Unfortunately, your idea of
Here I have to show that if S is firmly non-expansive , so 2S−I and I-S is firmly nonexpansive too . then I have to show that S(T)(x) is non expansive too.
is incorrect. As you can see from the proof below, the conclusion requires delicate cancellations between different parts of $Z$, so naively splitting up $Z$ into parts and doing each part separately will not work.

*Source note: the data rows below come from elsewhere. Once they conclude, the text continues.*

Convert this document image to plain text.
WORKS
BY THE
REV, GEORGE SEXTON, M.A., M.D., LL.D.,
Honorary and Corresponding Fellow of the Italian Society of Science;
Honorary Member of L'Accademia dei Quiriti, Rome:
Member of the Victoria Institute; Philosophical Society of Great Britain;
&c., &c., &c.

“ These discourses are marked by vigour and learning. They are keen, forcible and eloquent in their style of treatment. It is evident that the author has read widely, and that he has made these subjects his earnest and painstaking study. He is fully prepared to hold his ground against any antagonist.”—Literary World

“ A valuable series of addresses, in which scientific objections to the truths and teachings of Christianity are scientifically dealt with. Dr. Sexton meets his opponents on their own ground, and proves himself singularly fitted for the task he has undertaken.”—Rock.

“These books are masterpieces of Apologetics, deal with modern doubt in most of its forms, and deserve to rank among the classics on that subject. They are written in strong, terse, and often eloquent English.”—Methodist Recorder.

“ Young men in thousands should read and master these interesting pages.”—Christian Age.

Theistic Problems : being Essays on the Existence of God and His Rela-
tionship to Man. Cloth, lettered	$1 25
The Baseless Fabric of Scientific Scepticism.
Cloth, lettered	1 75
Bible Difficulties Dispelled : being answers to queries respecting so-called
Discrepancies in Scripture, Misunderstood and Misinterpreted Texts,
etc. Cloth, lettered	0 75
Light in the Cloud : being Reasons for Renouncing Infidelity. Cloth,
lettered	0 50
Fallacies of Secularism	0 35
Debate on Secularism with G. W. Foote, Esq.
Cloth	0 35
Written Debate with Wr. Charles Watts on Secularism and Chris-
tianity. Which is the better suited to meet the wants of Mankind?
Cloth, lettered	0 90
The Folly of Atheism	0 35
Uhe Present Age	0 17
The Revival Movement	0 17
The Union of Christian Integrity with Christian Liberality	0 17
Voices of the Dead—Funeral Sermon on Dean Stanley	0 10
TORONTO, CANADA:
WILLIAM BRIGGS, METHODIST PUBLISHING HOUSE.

Let's try by brute force. For convenience we write $x' = (2S - I)(x)$ and $y' = (2S - I)(y)$. Note that $Z = T(2S - I) + I - S = (T-I)(2S - I) + S$.
$$ \begin{align}
\| Z(x) - Z(y) \|^2 &+ \|(Z-I)(x) + (Z-I)(y)\|^2 \\
& = \|(T-I)(x') - (T-I)(y') + S(x) - S(y)\|^2 + \|T(x') - T(y') - S(x) + S(y)\|^2 \\
& = \|(T-I)(x') - (T-I)(y')\|^2 + \|T(x')- T(y')\|^2 + 2 \|S(x) - S(y)\|^2 \\
& \qquad - 2 \langle T(x') - T(y'), S(x) - S(y)\rangle + 2\langle (T-I)(x') - (T-I)(y'), S(x) - S(y) \rangle\\
&= \|(T-I)(x') - (T-I)(y')\|^2 + \|T(x')- T(y')\|^2 + 2 \|S(x) - S(y)\|^2 \\
& \qquad - 2\langle (2S - I)(x) - (2S-I)(y), S(x)- S(y)\rangle \\
&= \|(T-I)(x') - (T-I)(y')\|^2 + \|T(x')- T(y')\|^2 \\
& \qquad - 2\langle (S-I)(x) - (S-I)(y), S(x) - S(y) \rangle
\end{align}$$
So far we haven't used any estimates, and just used algebraic manipulations of the squared norm. The first two terms after the last equality can be controlled by the nonexpansivity of $T$, so we have
$$ \begin{align}
& \leq \|(2S - I)(x) - (2S - I)(y)\|^2 - 2\langle (S-I)(x) - (S-I)(y), S(x) - S(y) \rangle \\
& = \|S(x) - S(y)\|^2 + \|(S - I)(x) - (S-I)(y)\|^2 \\
& \qquad + 2 \langle S(x) - S(y), (S-I)(x) - (S-I)(y) \rangle - 2 \langle S(x) - S(y), (S-I)(x) - (S-I)(y) \rangle
\end{align}$$
Again the equality is by expanding using
$$ \|A + B\|^2 = \|A\|^2 + \|B\|^2 + 2 \langle A,B\rangle $$
for the Euclidean inner product. Observe now that the last two terms in the final expression cancel. So we can finally use the nonexpansivity of $S$
$$ \begin{align}
&= \|S(x) - S(y)\|^2 + \|(S - I)(x) - (S-I)(y)\|^2 \\
& \leq \|x - y\|^2
\end{align}$$
Q.E.D.